5. Perhaps they do not care about the veracity of claims made on their platform, but only want an echo chamber of people they agree with. So, in effect, they are not banning the content, so much as the person, i.e., they just don’t like you or anything you have to say. (Given the lack of response, this seems likely).
or
6. They really were shocked and offended by my writings on JRR Tolkien.
Appropriately enough, my post was about conversing with, rather than silencing, people whom you disagree with, but later turn out to be right.
How about we just talk instead? I implored.
If someone at Medium really disagreed with my content, for example, they could have flagged it (as Facebook and now Spotify do) as “COVID-related” and provided a link to the CDC website. Or, even better, they could have responded to my post in the comments and made their case, providing counter-evidence or explaining why I misinterpreted something.
This would have done something immensely valuable: educating and engaging the minds of others. It also would have provided my subscribers a chance to chime in with their own thoughts in a valuable debate.
But the silencers are not really interested in a debate, are they?
I’ve said it before: what is there to fear from an idea you don’t agree with? If it truly is wrong, you have an opportunity to educate and enlighten others. If it is right, you have an opportunity to correct your own thinking. Either way, you are made stronger through engaging the idea.
If you really disagree with an idea, mount an argument. If you truly know what you think you know, you should be able to do so. If the idea you disagree with is especially untrue, you should be able to do so easily.
The one wrong way to approach an idea is to silence it.
a) silencing does not actually kill the idea;
b) it does not change anyone’s mind, only embolden its defenders;
and…
c) it sends a pretty loud message that you are not capable of presenting your own case. Silencing an idea is admission that you have no argument.
(It’s also an admission that you don’t really believe what you believe, or that you believe, on some level that the idea you are silencing is true and you really don’t want others finding that out.)
As the American abolitionist Wendell Phillips said:
“He who stifles free discussion secretly doubts whether what he professes to believe is really true.”
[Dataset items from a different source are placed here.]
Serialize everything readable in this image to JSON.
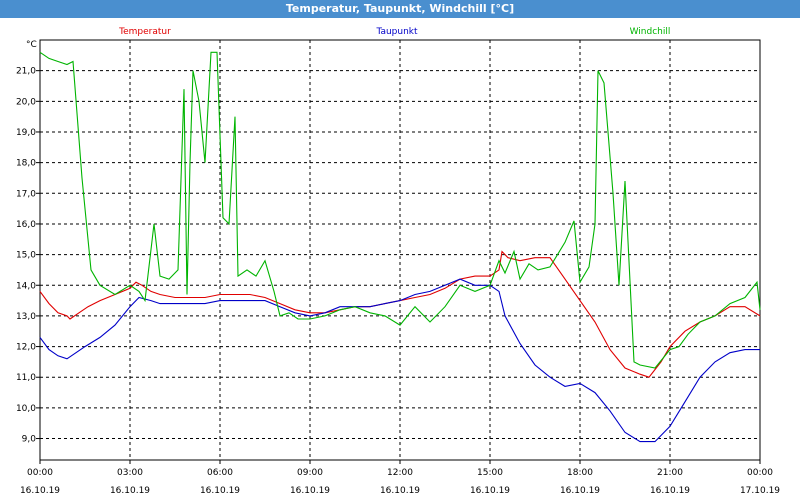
{
  "window": {
    "title": "Temperatur, Taupunkt, Windchill [°C]"
  },
  "chart_data": {
    "type": "line",
    "title": "Temperatur, Taupunkt, Windchill [°C]",
    "ylabel": "°C",
    "xlabel": "",
    "ylim": [
      8.3,
      22.0
    ],
    "yticks": [
      9.0,
      10.0,
      11.0,
      12.0,
      13.0,
      14.0,
      15.0,
      16.0,
      17.0,
      18.0,
      19.0,
      20.0,
      21.0
    ],
    "ytick_labels": [
      "9,0",
      "10,0",
      "11,0",
      "12,0",
      "13,0",
      "14,0",
      "15,0",
      "16,0",
      "17,0",
      "18,0",
      "19,0",
      "20,0",
      "21,0"
    ],
    "xlim": [
      0,
      24
    ],
    "xticks": [
      0,
      3,
      6,
      9,
      12,
      15,
      18,
      21,
      24
    ],
    "xtick_labels": [
      {
        "time": "00:00",
        "date": "16.10.19"
      },
      {
        "time": "03:00",
        "date": "16.10.19"
      },
      {
        "time": "06:00",
        "date": "16.10.19"
      },
      {
        "time": "09:00",
        "date": "16.10.19"
      },
      {
        "time": "12:00",
        "date": "16.10.19"
      },
      {
        "time": "15:00",
        "date": "16.10.19"
      },
      {
        "time": "18:00",
        "date": "16.10.19"
      },
      {
        "time": "21:00",
        "date": "16.10.19"
      },
      {
        "time": "00:00",
        "date": "17.10.19"
      }
    ],
    "grid": true,
    "legend_position": "top",
    "series": [
      {
        "name": "Temperatur",
        "color": "#e00000",
        "points": [
          [
            0,
            13.8
          ],
          [
            0.3,
            13.4
          ],
          [
            0.6,
            13.1
          ],
          [
            0.9,
            13.0
          ],
          [
            1.0,
            12.9
          ],
          [
            1.3,
            13.1
          ],
          [
            1.6,
            13.3
          ],
          [
            2.0,
            13.5
          ],
          [
            2.5,
            13.7
          ],
          [
            3.0,
            13.9
          ],
          [
            3.2,
            14.1
          ],
          [
            3.4,
            14.0
          ],
          [
            3.7,
            13.8
          ],
          [
            4.0,
            13.7
          ],
          [
            4.5,
            13.6
          ],
          [
            5.0,
            13.6
          ],
          [
            5.5,
            13.6
          ],
          [
            6.0,
            13.7
          ],
          [
            6.5,
            13.7
          ],
          [
            7.0,
            13.7
          ],
          [
            7.5,
            13.6
          ],
          [
            8.0,
            13.4
          ],
          [
            8.5,
            13.2
          ],
          [
            9.0,
            13.1
          ],
          [
            9.5,
            13.1
          ],
          [
            10.0,
            13.2
          ],
          [
            10.5,
            13.3
          ],
          [
            11.0,
            13.3
          ],
          [
            11.5,
            13.4
          ],
          [
            12.0,
            13.5
          ],
          [
            12.5,
            13.6
          ],
          [
            13.0,
            13.7
          ],
          [
            13.5,
            13.9
          ],
          [
            14.0,
            14.2
          ],
          [
            14.5,
            14.3
          ],
          [
            15.0,
            14.3
          ],
          [
            15.3,
            14.5
          ],
          [
            15.4,
            15.1
          ],
          [
            15.6,
            14.9
          ],
          [
            16.0,
            14.8
          ],
          [
            16.5,
            14.9
          ],
          [
            17.0,
            14.9
          ],
          [
            17.5,
            14.2
          ],
          [
            18.0,
            13.5
          ],
          [
            18.5,
            12.8
          ],
          [
            19.0,
            11.9
          ],
          [
            19.5,
            11.3
          ],
          [
            20.0,
            11.1
          ],
          [
            20.3,
            11.0
          ],
          [
            20.7,
            11.5
          ],
          [
            21.0,
            12.0
          ],
          [
            21.5,
            12.5
          ],
          [
            22.0,
            12.8
          ],
          [
            22.5,
            13.0
          ],
          [
            23.0,
            13.3
          ],
          [
            23.5,
            13.3
          ],
          [
            24.0,
            13.0
          ]
        ]
      },
      {
        "name": "Taupunkt",
        "color": "#0000c8",
        "points": [
          [
            0,
            12.3
          ],
          [
            0.3,
            11.9
          ],
          [
            0.6,
            11.7
          ],
          [
            0.9,
            11.6
          ],
          [
            1.2,
            11.8
          ],
          [
            1.5,
            12.0
          ],
          [
            2.0,
            12.3
          ],
          [
            2.5,
            12.7
          ],
          [
            3.0,
            13.3
          ],
          [
            3.3,
            13.6
          ],
          [
            3.7,
            13.5
          ],
          [
            4.0,
            13.4
          ],
          [
            4.5,
            13.4
          ],
          [
            5.0,
            13.4
          ],
          [
            5.5,
            13.4
          ],
          [
            6.0,
            13.5
          ],
          [
            6.5,
            13.5
          ],
          [
            7.0,
            13.5
          ],
          [
            7.5,
            13.5
          ],
          [
            8.0,
            13.3
          ],
          [
            8.5,
            13.1
          ],
          [
            9.0,
            13.0
          ],
          [
            9.5,
            13.1
          ],
          [
            10.0,
            13.3
          ],
          [
            10.5,
            13.3
          ],
          [
            11.0,
            13.3
          ],
          [
            11.5,
            13.4
          ],
          [
            12.0,
            13.5
          ],
          [
            12.5,
            13.7
          ],
          [
            13.0,
            13.8
          ],
          [
            13.5,
            14.0
          ],
          [
            14.0,
            14.2
          ],
          [
            14.5,
            14.0
          ],
          [
            15.0,
            14.0
          ],
          [
            15.3,
            13.8
          ],
          [
            15.5,
            13.0
          ],
          [
            16.0,
            12.1
          ],
          [
            16.5,
            11.4
          ],
          [
            17.0,
            11.0
          ],
          [
            17.5,
            10.7
          ],
          [
            18.0,
            10.8
          ],
          [
            18.5,
            10.5
          ],
          [
            19.0,
            9.9
          ],
          [
            19.5,
            9.2
          ],
          [
            20.0,
            8.9
          ],
          [
            20.5,
            8.9
          ],
          [
            21.0,
            9.4
          ],
          [
            21.5,
            10.2
          ],
          [
            22.0,
            11.0
          ],
          [
            22.5,
            11.5
          ],
          [
            23.0,
            11.8
          ],
          [
            23.5,
            11.9
          ],
          [
            24.0,
            11.9
          ]
        ]
      },
      {
        "name": "Windchill",
        "color": "#00b400",
        "points": [
          [
            0,
            21.6
          ],
          [
            0.3,
            21.4
          ],
          [
            0.6,
            21.3
          ],
          [
            0.9,
            21.2
          ],
          [
            1.1,
            21.3
          ],
          [
            1.4,
            17.5
          ],
          [
            1.7,
            14.5
          ],
          [
            2.0,
            14.0
          ],
          [
            2.5,
            13.7
          ],
          [
            3.0,
            14.0
          ],
          [
            3.3,
            13.8
          ],
          [
            3.5,
            13.5
          ],
          [
            3.8,
            16.0
          ],
          [
            4.0,
            14.3
          ],
          [
            4.3,
            14.2
          ],
          [
            4.6,
            14.5
          ],
          [
            4.8,
            20.4
          ],
          [
            4.9,
            13.7
          ],
          [
            5.0,
            18.0
          ],
          [
            5.1,
            21.0
          ],
          [
            5.3,
            20.0
          ],
          [
            5.5,
            18.0
          ],
          [
            5.7,
            21.6
          ],
          [
            5.9,
            21.6
          ],
          [
            6.1,
            16.2
          ],
          [
            6.3,
            16.0
          ],
          [
            6.5,
            19.5
          ],
          [
            6.6,
            14.3
          ],
          [
            6.9,
            14.5
          ],
          [
            7.2,
            14.3
          ],
          [
            7.5,
            14.8
          ],
          [
            7.8,
            13.8
          ],
          [
            8.0,
            13.0
          ],
          [
            8.3,
            13.1
          ],
          [
            8.6,
            12.9
          ],
          [
            9.0,
            12.9
          ],
          [
            9.5,
            13.0
          ],
          [
            10.0,
            13.2
          ],
          [
            10.5,
            13.3
          ],
          [
            11.0,
            13.1
          ],
          [
            11.5,
            13.0
          ],
          [
            12.0,
            12.7
          ],
          [
            12.5,
            13.3
          ],
          [
            13.0,
            12.8
          ],
          [
            13.5,
            13.3
          ],
          [
            14.0,
            14.0
          ],
          [
            14.5,
            13.8
          ],
          [
            15.0,
            14.0
          ],
          [
            15.3,
            14.8
          ],
          [
            15.5,
            14.4
          ],
          [
            15.8,
            15.1
          ],
          [
            16.0,
            14.2
          ],
          [
            16.3,
            14.7
          ],
          [
            16.6,
            14.5
          ],
          [
            17.0,
            14.6
          ],
          [
            17.5,
            15.4
          ],
          [
            17.8,
            16.1
          ],
          [
            18.0,
            14.1
          ],
          [
            18.3,
            14.6
          ],
          [
            18.5,
            16.0
          ],
          [
            18.6,
            21.0
          ],
          [
            18.8,
            20.6
          ],
          [
            19.1,
            17.0
          ],
          [
            19.3,
            14.0
          ],
          [
            19.5,
            17.4
          ],
          [
            19.8,
            11.5
          ],
          [
            20.0,
            11.4
          ],
          [
            20.5,
            11.3
          ],
          [
            21.0,
            11.9
          ],
          [
            21.3,
            12.0
          ],
          [
            21.6,
            12.4
          ],
          [
            22.0,
            12.8
          ],
          [
            22.5,
            13.0
          ],
          [
            23.0,
            13.4
          ],
          [
            23.5,
            13.6
          ],
          [
            23.9,
            14.1
          ],
          [
            24.0,
            13.2
          ]
        ]
      }
    ]
  }
}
Medium, like so many other platforms now, does not want readers to think for themselves. They see themselves as another arbiter of what information gets to be seen. Which, I don’t know about you, I am getting goddamned sick of. People, on this view, are infants incapable of forming their own ideas and opinions or defending them. So Medium, the parent, takes care of that and just presents the information it deems worthy, via the wonderful “Trust and Safety” department.
So, finally censored. You’d think there’d be a sense of outrage and injustice. But no, when you are a warrior for truth and they censor you, there’s a strange kind of quiet, calm validation: I said something they didn’t like. Something they deemed threatening enough to silence.
You have to laugh: the Medium support email is yourfriends@medium.com.
You know, it sure doesn’t feel like we are friends. Friends generally don’t put duct tape over each other’s mouths, in my experience.
Anyway, Medium, so long. It’s been a fun seven years. Let me when you want to play again.
For now I’m taking my ball and playing over at Substack’s house.
I'm new to your Substack but glad you're here with the rest us on Team Reality. Are you able to transfer your Medium stuff to your new home? Hopefully, you have backups!!
I was kicked off Medium too. No warning. No explanation. No defence. No opportunity to speak. My membership payment was refunded and all access blocked. It's still blocked last time I checked. I don't even know what I had posted there. I don't think I lost much, most, probably all of it was reposts of stuff from Healthicine.org or relating to theory of cure.